(Reuters) - Stocks and the euro recovered early losses on Wednesday after China surprised with its first cut in banks' reserve requirements for nearly three years, moving into easing mode as Beijing looked to soften the country's economic slowdown.

At 1203 GMT, the FTSEurofirst 300 .FTEU3 index of leading European shares was up 0.9 percent at 956.49 points, after earlier being as low as 936.66. U.S. stock index futures .DJI .SPX .IXIC also pointed to a higher open on Wall Street.

Markets had fallen earlier on the back of a cut in financial sector ratings that added to worries about the fallout of the euro zone's debt problems as time ran out for policymakers to quell the two-year-old crisis.

A deal by euro zone finance ministers' to boost the firepower of the regional bailout fund, agreed late Tuesday, was seen as inadequate, and the Standard & Poor's downgrade of a host of leading banks fuelled the early selloff.

The China move, which lowers the reserve ratio for China's biggest banks to 21 percent, to free up cash for small firms crimped by credit market strains, ironically came just after Chinese stocks posted their biggest 1-day slide since August on the belief it was not about to ease monetary policy.

It's a surprising move -- the market was not expecting the central bank to (cut RRR) so fast, Shi Chenyu, economist with the investment banking unit of Industrial and Commercial Bank of China said. The move sends a clear message that the central bank is ready to relax its policy stance.

The euro also rose, although it was flat by 1204 GMT, while the dollar reversed early gains against a basket of major currencies .DXY to also trade flat.

This has just generated a bit of a bid for risk generally but typically moves on the back of Chinese policy announcements tend to be short-lived, said Adam Cole, global head of FX strategy at RBC Capital Markets.


While Bund futures also pared gains, they soon recovered all of that and more as traders focused on politicians' persistently underwhelming policy response to the euro zone debt crisis.

Concern the boosted bailout fund would still be insufficient to deal with the crisis pushed peripheral bond yields higher and prompted dire warnings from several leading figures.

A top Italian regulator said there was a risk of the euro breaking up if the European Central Bank's role in fighting the crisis remained unchanged, while the EU's monetary chief said the region had ten days to act.
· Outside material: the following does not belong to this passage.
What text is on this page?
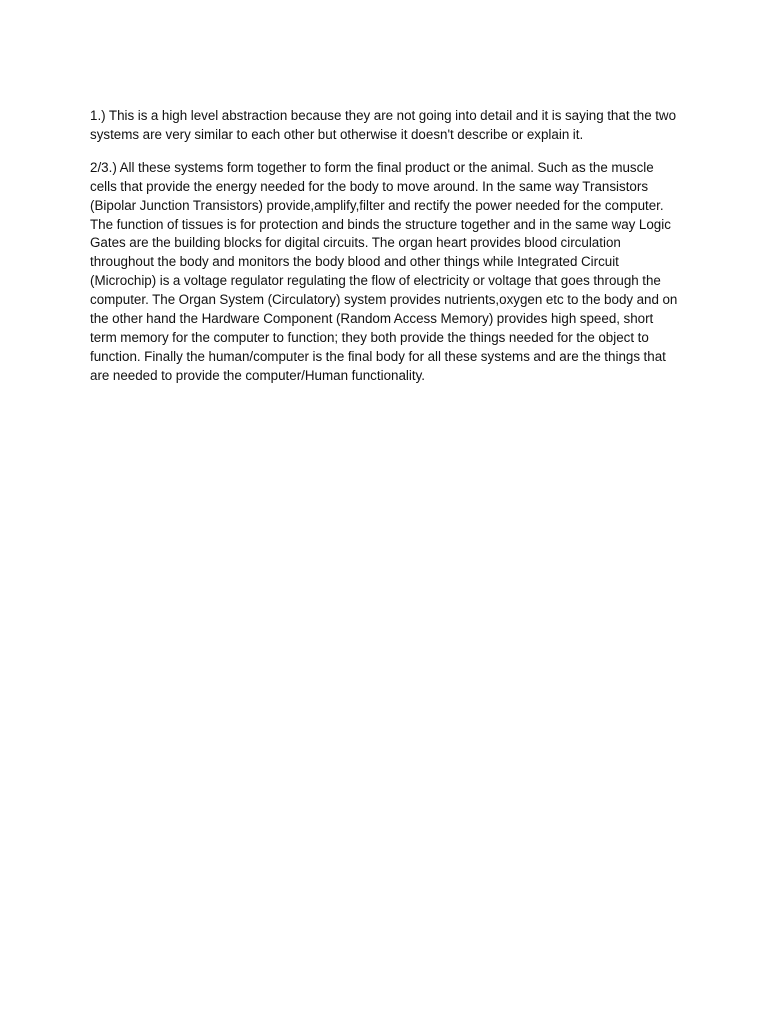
1.) This is a high level abstraction because they are not going into detail and it is saying that the two systems are very similar to each other but otherwise it doesn't describe or explain it.

2/3.) All these systems form together to form the final product or the animal. Such as the muscle cells that provide the energy needed for the body to move around. In the same way Transistors (Bipolar Junction Transistors) provide,amplify,filter and rectify the power needed for the computer. The function of tissues is for protection and binds the structure together and in the same way Logic Gates are the building blocks for digital circuits. The organ heart provides blood circulation throughout the body and monitors the body blood and other things while Integrated Circuit (Microchip) is a voltage regulator regulating the flow of electricity or voltage that goes through the computer. The Organ System (Circulatory) system provides nutrients,oxygen etc to the body and on the other hand the Hardware Component (Random Access Memory) provides high speed, short term memory for the computer to function; they both provide the things needed for the object to function. Finally the human/computer is the final body for all these systems and are the things that are needed to provide the computer/Human functionality.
The EFSF is already funding at very wide (borrowing) levels over Germany, struggled in its last auction to raise the required funds and would have its rating put under severe pressure by any rating downgrade of France, Rabobank strategists said in a note.

This must call into question any plans related to the EFSF. It is yesterday's solution and the market has simply moved on.

Italy has talked to the IMF about extra financial support to cope with the crisis but no decision has been taken, several sources close to the situation said.

Italian and Spanish 10-year government bond yields both rose on Wednesday, widening the spread to Bunds to 516 basis points and 426 basis points, respectively, with the move cooled somewhat by reports of ECB bond buying.